Lo pensaba el otro día, viendo el partido que enfrentó a los tenistas Djokovic y Alcaraz. Resultaba, en verdad, patético ver a todos los pijos, pijas y pijes de Madrid gritando como botarates: «¡Sí se puede!». El lema que Obama hizo propio y que, entre nosotros, popularizaran los mozos de Podemos, era coreado ridículamente por la derecha sociológica madrileña. En 1984, Orwell explica que el lenguaje resulta fundamental para controlar y definir el pensamiento social en función de los intereses del poder establecido, impidiendo el desarrollo de pensamientos disidentes. Para que cambien las almas, hay primeramente que penetrar en ellas, donde tienen su nido las «palabras de la tribu». E interviniendo el lenguaje, se interviene el pensamiento, se da forma a la cosmovisión que conviene al poder, se crean cepos conceptuales y automatismos mentales que incapacitan para cualquier forma de oposición.

Foucault llamaba «microfísica del poder» a esta forma de ingeniería social.

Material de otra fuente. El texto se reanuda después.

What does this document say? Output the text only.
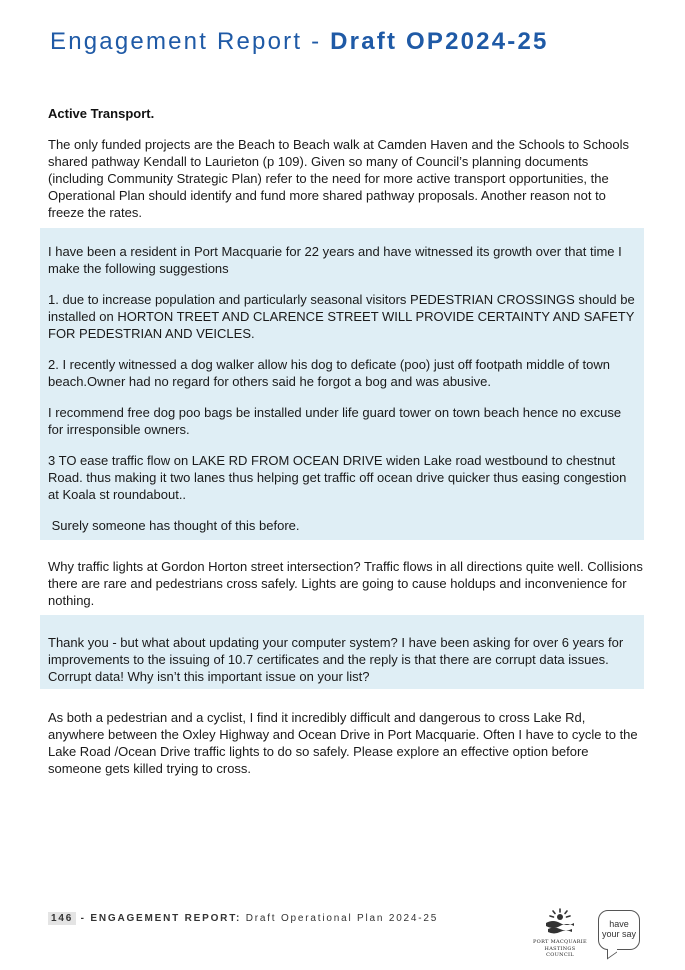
Engagement Report - Draft OP2024-25
Active Transport.

The only funded projects are the Beach to Beach walk at Camden Haven and the Schools to Schools shared pathway Kendall to Laurieton (p 109). Given so many of Council’s planning documents (including Community Strategic Plan) refer to the need for more active transport opportunities, the Operational Plan should identify and fund more shared pathway proposals. Another reason not to freeze the rates.

I have been a resident in Port Macquarie for 22 years and have witnessed its growth over that time I make the following suggestions

1. due to increase population and particularly seasonal visitors PEDESTRIAN CROSSINGS should be installed on HORTON TREET AND CLARENCE STREET WILL PROVIDE CERTAINTY AND SAFETY FOR PEDESTRIAN AND VEICLES.

2. I recently witnessed a dog walker allow his dog to deficate (poo) just off footpath middle of town beach.Owner had no regard for others said he forgot a bog and was abusive.

I recommend free dog poo bags be installed under life guard tower on town beach hence no excuse for irresponsible owners.

3 TO ease traffic flow on LAKE RD FROM OCEAN DRIVE widen Lake road westbound to chestnut Road. thus making it two lanes thus helping get traffic off ocean drive quicker thus easing congestion at Koala st roundabout..

Surely someone has thought of this before.

Why traffic lights at Gordon Horton street intersection? Traffic flows in all directions quite well. Collisions there are rare and pedestrians cross safely. Lights are going to cause holdups and inconvenience for nothing.

Thank you - but what about updating your computer system? I have been asking for over 6 years for improvements to the issuing of 10.7 certificates and the reply is that there are corrupt data issues. Corrupt data! Why isn’t this important issue on your list?

As both a pedestrian and a cyclist, I find it incredibly difficult and dangerous to cross Lake Rd, anywhere between the Oxley Highway and Ocean Drive in Port Macquarie. Often I have to cycle to the Lake Road /Ocean Drive traffic lights to do so safely. Please explore an effective option before someone gets killed trying to cross.

146 - ENGAGEMENT REPORT: Draft Operational Plan 2024-25
PORT MACQUARIE
HASTINGS COUNCIL
have
your say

A través de acuñaciones verbales se puede someter a una sociedad entera; pues el lenguaje es el manual de instrucciones con el que se reformatean las almas. La forma más eficaz de dominación de las conciencias es el lenguaje, cuyas acuñaciones -repetidas por doquier- llegan a convertirse en una cárcel que «construye» y homogeneiza las subjetividades. A esta capacidad del lenguaje para configurar las mentes la denominaba Foucault «poder pastoral», pues no es un poder coercitivo, sino amable, incluso festivo (como demostraba el pijerío tenístico), una potestad para «llevar y traer» los cuerpos y las almas; en palabras del propio Foucault, «todo un arte de conducir, dirigir, encauzar, guiar, llevar de la mano, manipular a los hombres, un arte de seguirlos y moverlos paso a paso, un arte cuya función es tomarlos a cargo colectiva e individualmente a lo largo de toda su vida y en cada momento de su existencia».

A este «poder pastoral» del lenguaje se refiere también uno de los personajes más malvados de 1984: «Al hereje político le quitamos todo el mal y todas las ilusiones engañosas que lleva dentro; lo traemos a nuestro lado, no en apariencia, sino verdaderamente, en cuerpo y alma».

Con el «poder pastoral» del lenguaje nace la política del rebaño, que otorga al pastor la potestad de proteger y garantizar la seguridad de las ovejas.